La historia de un país con forma de estrella
Si me miras en un mapa, parezco una estrella de seis lados. Tengo montañas altas y blancas con nieve brillante en la cima. También tengo playas soleadas donde las olas hacen cosquillas en la arena. Mis ciudades brillan con luces por la noche, como un montón de joyas. Por mis calles, siempre huele a pan recién hecho y a pasteles dulces que hacen que tu barriga ruja de hambre. Soy un lugar lleno de sorpresas y rincones felices para explorar. ¡Soy el país de Francia!.
Mi historia es muy, muy larga, como un cuento que nunca termina. Hace miles y miles de años, mucho antes de que hubiera coches o casas como las de ahora, las personas pintaban dibujos asombrosos de animales en las paredes de mis cuevas oscuras. Eran sus historias especiales. Mucho tiempo después, unos constructores muy listos de un lugar llamado Roma vinieron y construyeron largos caminos de piedra para que la gente pudiera viajar. Luego, en los años 1400 y 1500, reyes y reinas construyeron castillos de cuento de hadas con torres altas y puntiagudas. ¡Eran tan bonitos que parecían sacados de un sueño!.

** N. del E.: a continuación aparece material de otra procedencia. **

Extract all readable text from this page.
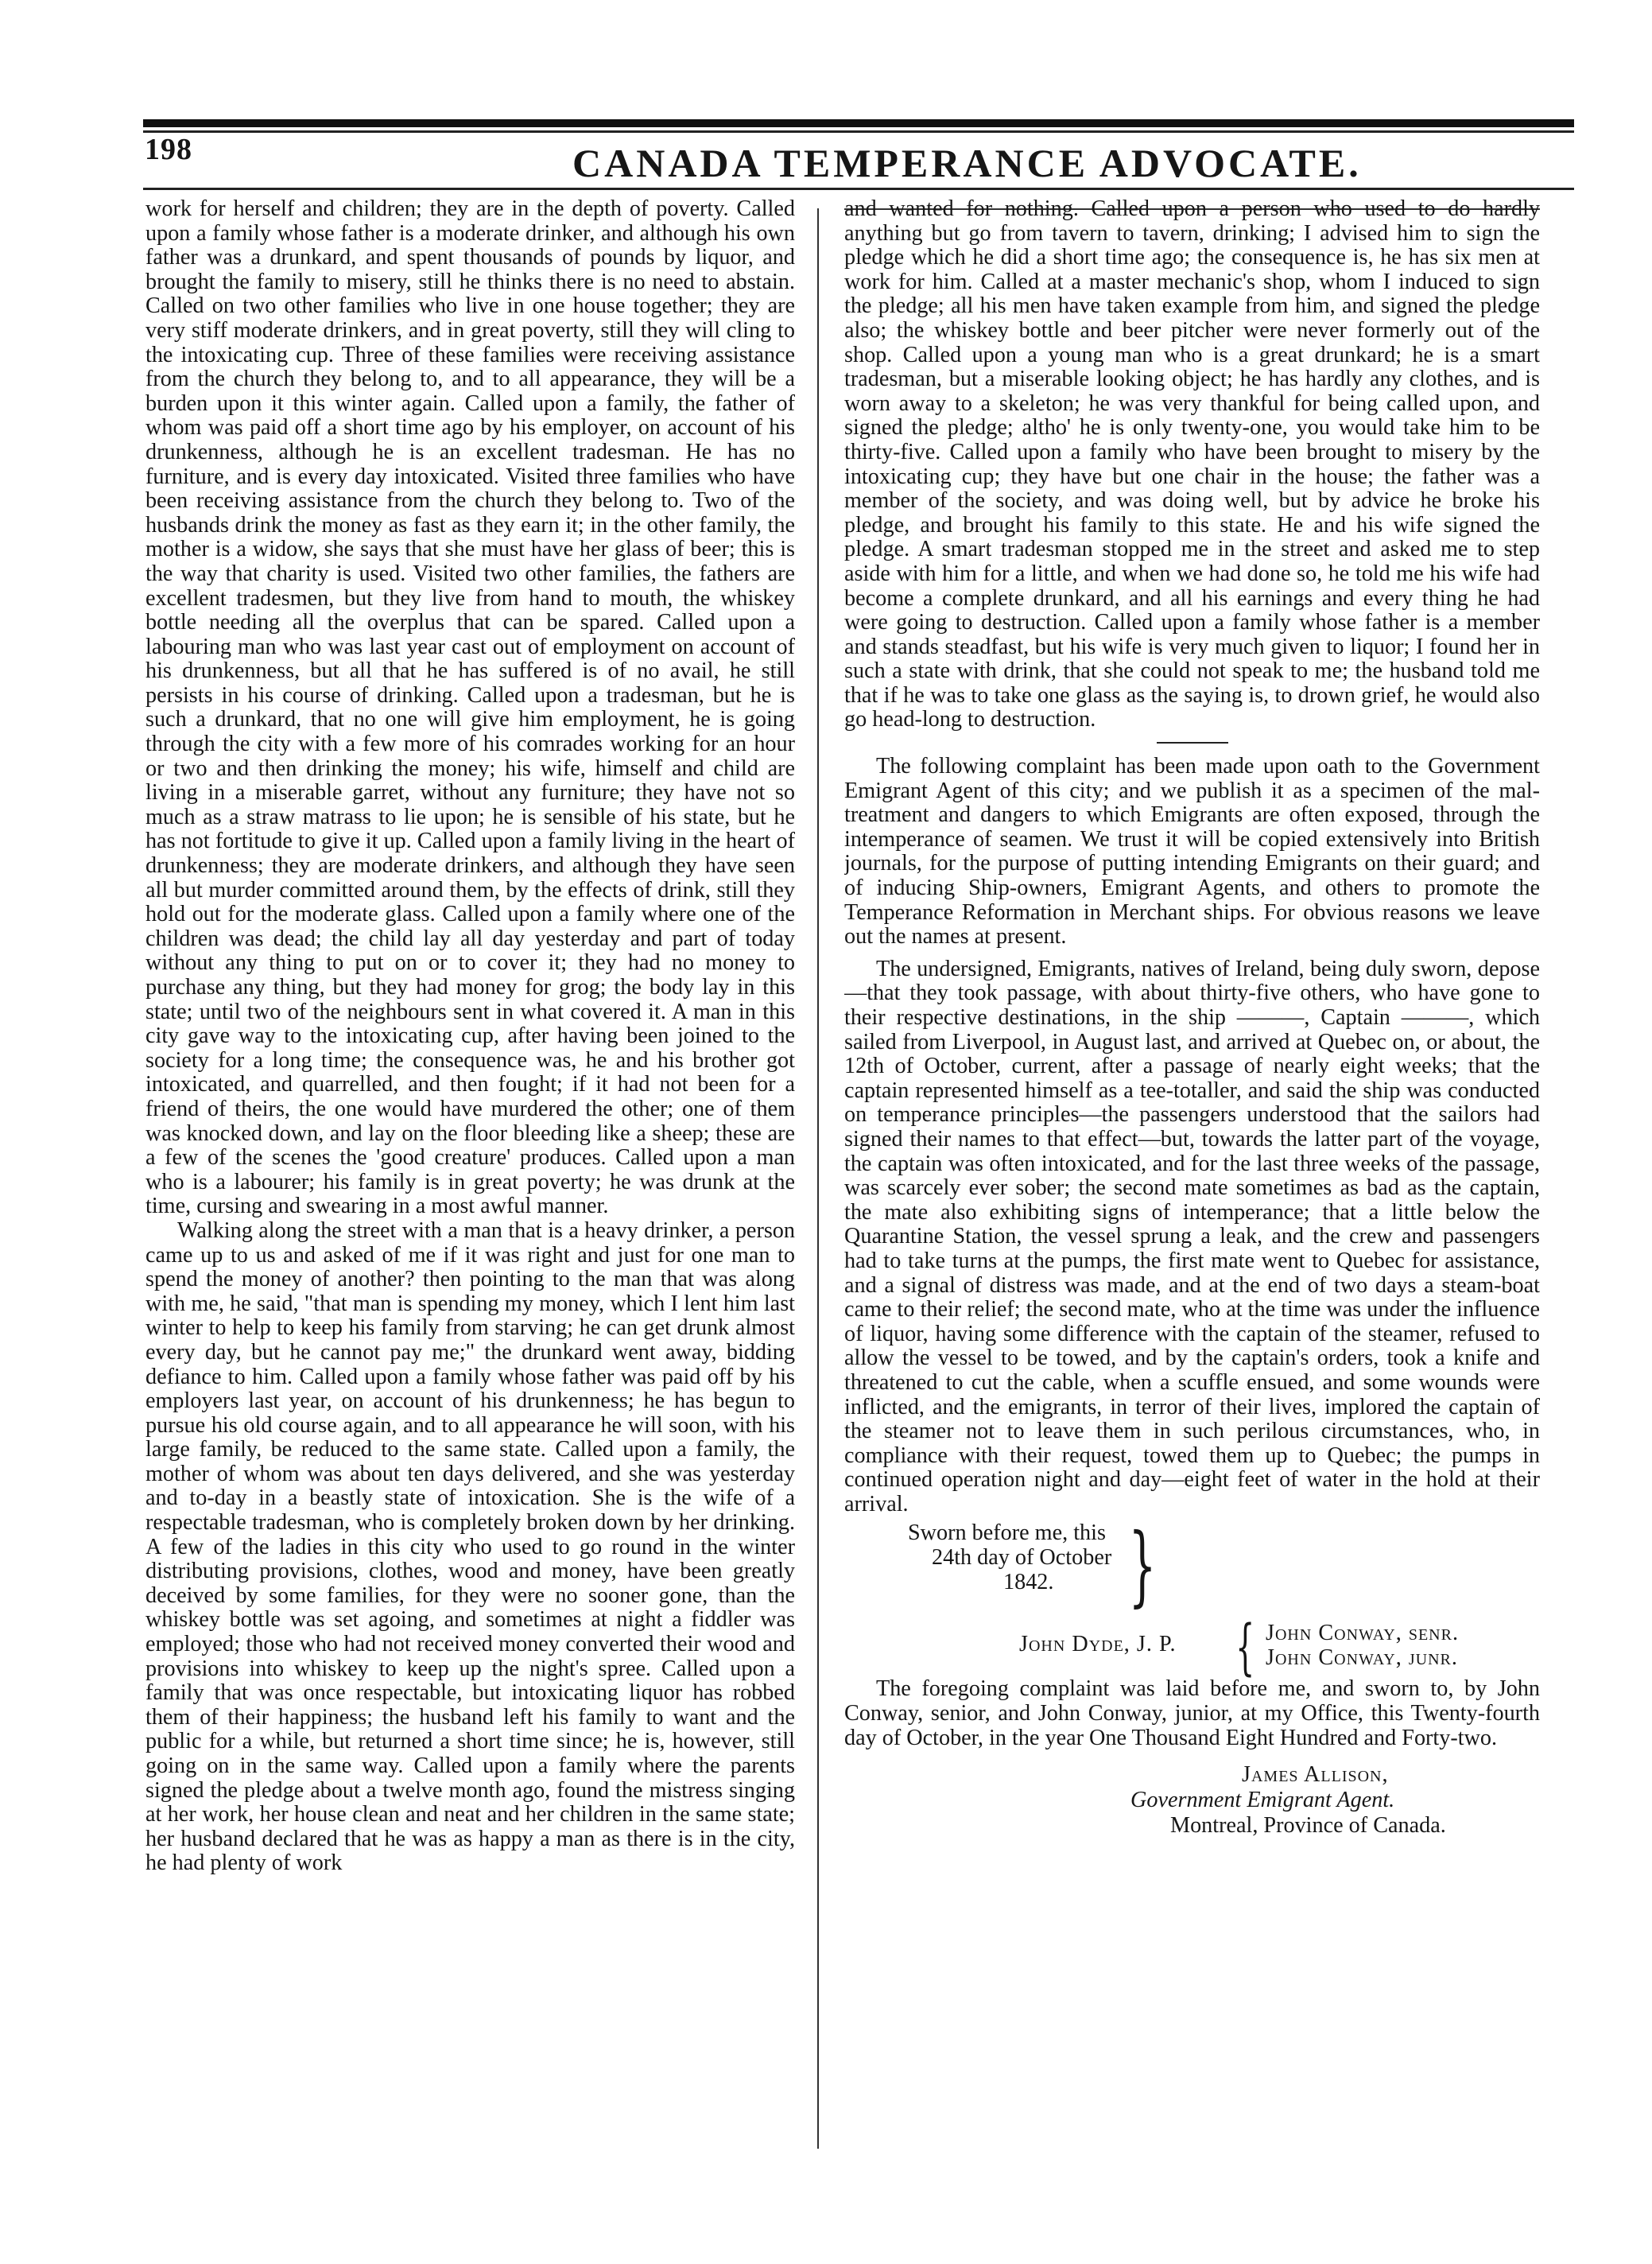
198	CANADA TEMPERANCE ADVOCATE.

work for herself and children; they are in the depth of poverty. Called upon a family whose father is a moderate drinker, and although his own father was a drunkard, and spent thousands of pounds by liquor, and brought the family to misery, still he thinks there is no need to abstain. Called on two other families who live in one house together; they are very stiff moderate drinkers, and in great poverty, still they will cling to the intoxicating cup. Three of these families were receiving assistance from the church they belong to, and to all appearance, they will be a burden upon it this winter again. Called upon a family, the father of whom was paid off a short time ago by his employer, on account of his drunkenness, although he is an excellent tradesman. He has no furniture, and is every day intoxicated. Visited three families who have been receiving assistance from the church they belong to. Two of the husbands drink the money as fast as they earn it; in the other family, the mother is a widow, she says that she must have her glass of beer; this is the way that charity is used. Visited two other families, the fathers are excellent tradesmen, but they live from hand to mouth, the whiskey bottle needing all the overplus that can be spared. Called upon a labouring man who was last year cast out of employment on account of his drunkenness, but all that he has suffered is of no avail, he still persists in his course of drinking. Called upon a tradesman, but he is such a drunkard, that no one will give him employment, he is going through the city with a few more of his comrades working for an hour or two and then drinking the money; his wife, himself and child are living in a miserable garret, without any furniture; they have not so much as a straw matrass to lie upon; he is sensible of his state, but he has not fortitude to give it up. Called upon a family living in the heart of drunkenness; they are moderate drinkers, and although they have seen all but murder committed around them, by the effects of drink, still they hold out for the moderate glass. Called upon a family where one of the children was dead; the child lay all day yesterday and part of today without any thing to put on or to cover it; they had no money to purchase any thing, but they had money for grog; the body lay in this state; until two of the neighbours sent in what covered it. A man in this city gave way to the intoxicating cup, after having been joined to the society for a long time; the consequence was, he and his brother got intoxicated, and quarrelled, and then fought; if it had not been for a friend of theirs, the one would have murdered the other; one of them was knocked down, and lay on the floor bleeding like a sheep; these are a few of the scenes the 'good creature' produces. Called upon a man who is a labourer; his family is in great poverty; he was drunk at the time, cursing and swearing in a most awful manner.

Walking along the street with a man that is a heavy drinker, a person came up to us and asked of me if it was right and just for one man to spend the money of another? then pointing to the man that was along with me, he said, "that man is spending my money, which I lent him last winter to help to keep his family from starving; he can get drunk almost every day, but he cannot pay me;" the drunkard went away, bidding defiance to him. Called upon a family whose father was paid off by his employers last year, on account of his drunkenness; he has begun to pursue his old course again, and to all appearance he will soon, with his large family, be reduced to the same state. Called upon a family, the mother of whom was about ten days delivered, and she was yesterday and to-day in a beastly state of intoxication. She is the wife of a respectable tradesman, who is completely broken down by her drinking. A few of the ladies in this city who used to go round in the winter distributing provisions, clothes, wood and money, have been greatly deceived by some families, for they were no sooner gone, than the whiskey bottle was set agoing, and sometimes at night a fiddler was employed; those who had not received money converted their wood and provisions into whiskey to keep up the night's spree. Called upon a family that was once respectable, but intoxicating liquor has robbed them of their happiness; the husband left his family to want and the public for a while, but returned a short time since; he is, however, still going on in the same way. Called upon a family where the parents signed the pledge about a twelve month ago, found the mistress singing at her work, her house clean and neat and her children in the same state; her husband declared that he was as happy a man as there is in the city, he had plenty of work

and wanted for nothing. Called upon a person who used to do hardly anything but go from tavern to tavern, drinking; I advised him to sign the pledge which he did a short time ago; the consequence is, he has six men at work for him. Called at a master mechanic's shop, whom I induced to sign the pledge; all his men have taken example from him, and signed the pledge also; the whiskey bottle and beer pitcher were never formerly out of the shop. Called upon a young man who is a great drunkard; he is a smart tradesman, but a miserable looking object; he has hardly any clothes, and is worn away to a skeleton; he was very thankful for being called upon, and signed the pledge; altho' he is only twenty-one, you would take him to be thirty-five. Called upon a family who have been brought to misery by the intoxicating cup; they have but one chair in the house; the father was a member of the society, and was doing well, but by advice he broke his pledge, and brought his family to this state. He and his wife signed the pledge. A smart tradesman stopped me in the street and asked me to step aside with him for a little, and when we had done so, he told me his wife had become a complete drunkard, and all his earnings and every thing he had were going to destruction. Called upon a family whose father is a member and stands steadfast, but his wife is very much given to liquor; I found her in such a state with drink, that she could not speak to me; the husband told me that if he was to take one glass as the saying is, to drown grief, he would also go head-long to destruction.

The following complaint has been made upon oath to the Government Emigrant Agent of this city; and we publish it as a specimen of the mal-treatment and dangers to which Emigrants are often exposed, through the intemperance of seamen. We trust it will be copied extensively into British journals, for the purpose of putting intending Emigrants on their guard; and of inducing Ship-owners, Emigrant Agents, and others to promote the Temperance Reformation in Merchant ships. For obvious reasons we leave out the names at present.

The undersigned, Emigrants, natives of Ireland, being duly sworn, depose—that they took passage, with about thirty-five others, who have gone to their respective destinations, in the ship ———, Captain ———, which sailed from Liverpool, in August last, and arrived at Quebec on, or about, the 12th of October, current, after a passage of nearly eight weeks; that the captain represented himself as a tee-totaller, and said the ship was conducted on temperance principles—the passengers understood that the sailors had signed their names to that effect—but, towards the latter part of the voyage, the captain was often intoxicated, and for the last three weeks of the passage, was scarcely ever sober; the second mate sometimes as bad as the captain, the mate also exhibiting signs of intemperance; that a little below the Quarantine Station, the vessel sprung a leak, and the crew and passengers had to take turns at the pumps, the first mate went to Quebec for assistance, and a signal of distress was made, and at the end of two days a steam-boat came to their relief; the second mate, who at the time was under the influence of liquor, having some difference with the captain of the steamer, refused to allow the vessel to be towed, and by the captain's orders, took a knife and threatened to cut the cable, when a scuffle ensued, and some wounds were inflicted, and the emigrants, in terror of their lives, implored the captain of the steamer not to leave them in such perilous circumstances, who, in compliance with their request, towed them up to Quebec; the pumps in continued operation night and day—eight feet of water in the hold at their arrival.

Sworn before me, this
24th day of October
1842. }
John Dyde, J. P. { John Conway, senr.
John Conway, junr.

The foregoing complaint was laid before me, and sworn to, by John Conway, senior, and John Conway, junior, at my Office, this Twenty-fourth day of October, in the year One Thousand Eight Hundred and Forty-two.

James Allison,
Government Emigrant Agent.
Montreal, Province of Canada.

En un día muy especial, el 14 de julio de 1789, mi gente compartió una gran idea. Pensaron que todos debían ser amables y justos unos con otros. Fue un día muy importante lleno de esperanza. Mucho después, un hombre muy inteligente llamado Gustave Eiffel construyó una torre de hierro altísima para una gran fiesta en 1889. ¡Es tan alta que casi puede tocar las nubes!. Hoy, amigos de todo el mundo vienen a visitarme. Miran mi arte, comen mi comida deliciosa y me saludan diciendo 'Bonjour!'. Me encanta tener visitas y compartir todas mis historias contigo.